Table 3 V-Crammer’s test of potential driving factors
Table 4 Adopted driving factors and MLP transition potential accuracy

In order to verify the model performance, and based, on (1) the land use data for 2006, 2010, 2018; (2) the transition potential maps and (3) the Markov transition probability matrix; a simulation of the year 2018 was performed and compared to the real LULC of 2018 by the mean of the KAPPA index. The resulting statistics shows that Klocation value is 0.7902. The validation process has shown a successful prediction of LULC map for 2018. The accuracy rate is acceptable and the performance of LCM to identify grid cell level location of future change is satisfactory. As a consequence, we can predict future urban sprawl in 2040 (Fig. 6). The built-up area in 2040 will increase from 29.9907 to 43.81740 km2 between 2018 and 2040, meaning a total increase of 13.8267 km2 in 22 years with an average annual growth rate of 0.6284.

Fig. 6
figure 6

Land use/land cover map by years a 2018 actual, b 2018 simulated and c 2040 simulated

The expansion in 2040 seems to be a succession to the previous years characterized by the linear development type along the main roads, extension type from the urban of 2018 and some infill urban type as well.
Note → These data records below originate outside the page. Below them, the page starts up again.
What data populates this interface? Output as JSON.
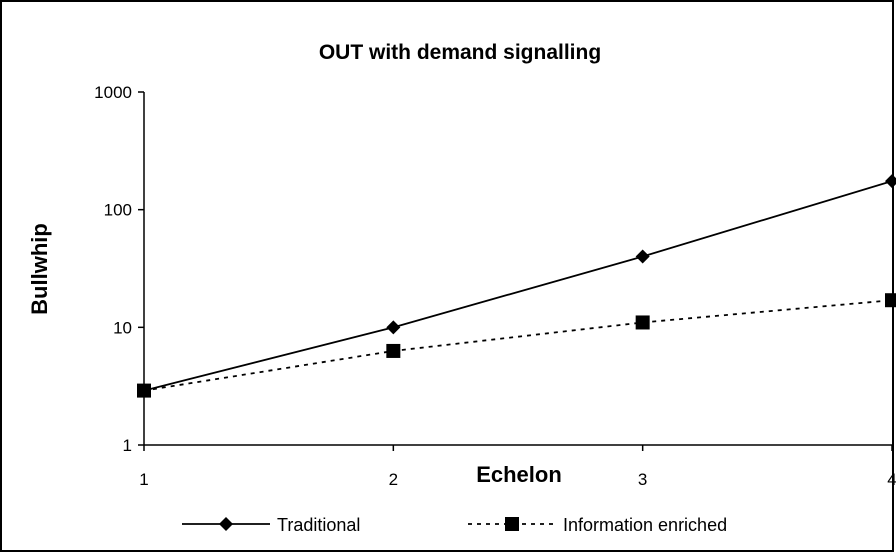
{
  "chart_data": {
    "type": "line",
    "title": "OUT with demand signalling",
    "xlabel": "Echelon",
    "ylabel": "Bullwhip",
    "x": [
      1,
      2,
      3,
      4
    ],
    "x_tick_labels": [
      "1",
      "2",
      "3",
      "4"
    ],
    "y_scale": "log",
    "ylim": [
      1,
      1000
    ],
    "y_tick_labels": [
      "1",
      "10",
      "100",
      "1000"
    ],
    "y_ticks": [
      1,
      10,
      100,
      1000
    ],
    "grid": false,
    "legend_position": "bottom",
    "series": [
      {
        "name": "Traditional",
        "values": [
          2.9,
          10,
          40,
          175
        ],
        "line_style": "solid",
        "marker": "diamond",
        "color": "#000000"
      },
      {
        "name": "Information enriched",
        "values": [
          2.9,
          6.3,
          11,
          17
        ],
        "line_style": "dotted",
        "marker": "square",
        "color": "#000000"
      }
    ]
  }
}
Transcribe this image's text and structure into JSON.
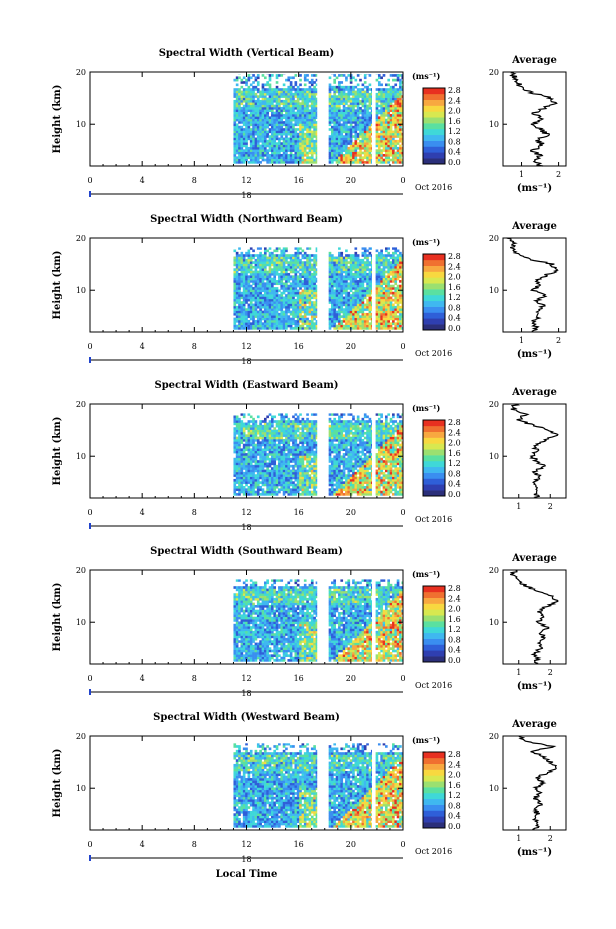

When it comes to spatial metrics, SHEI is forecasted to reach its highest levels of evenness in the SW region by 2040 with a value of 0.9203 while in the SE the value has dropped to 0.8849 indicating the start of the dominance of the built-up class. The number of patches (Fig. 7) has also noticed a major decrease in both directions with the majority of the five circles reaching a full clump (NP = 1). The NLSI values of 2040 on the circles level for both directions are low, ranging only between 0 and 0.1 which mean that the region patches grew into a compact simple shape.

Fig. 7
figure 7

The NP of 2040 per direction and per circle; the NLSI per of 2040 per direction and per circle

4 Conclusion

This study used a combined approach of remote sensing, GIS and statistical models to reveal, quantify and predict the urban growth in El Jadida city. To conduct the study, a maximum like hood classification of the LANDSAT satellite images of years 1999, 2006, 2010 and 2018 was first performed, to produce the LULC maps. Second, and in order to quantify the urban landscape pattern in terms of diversity, shape complexity and fragmentation, SHEI, NLSI and NP indices were computed using the FRAGSTAT software according to a zonal division. For the prediction of the future urban growth, we opted for the LCM model, since it integrates the MLP, the CA model and the Markov Chains, and it is able to process heterogeneous data. The accuracy of predicted LULC map of 2018 was validated using Klocation index (the difference between the actual built up area and the simulated one is 0.9 km2). For better understanding of the predicted result we computed the spatial metrics used previously in the study for the built-up class of 2040. This study can contribute in helping the local and regional planners to have insight on the future urban growth and therefore provide better adopted management policies that may lead the city toward a sustainable development.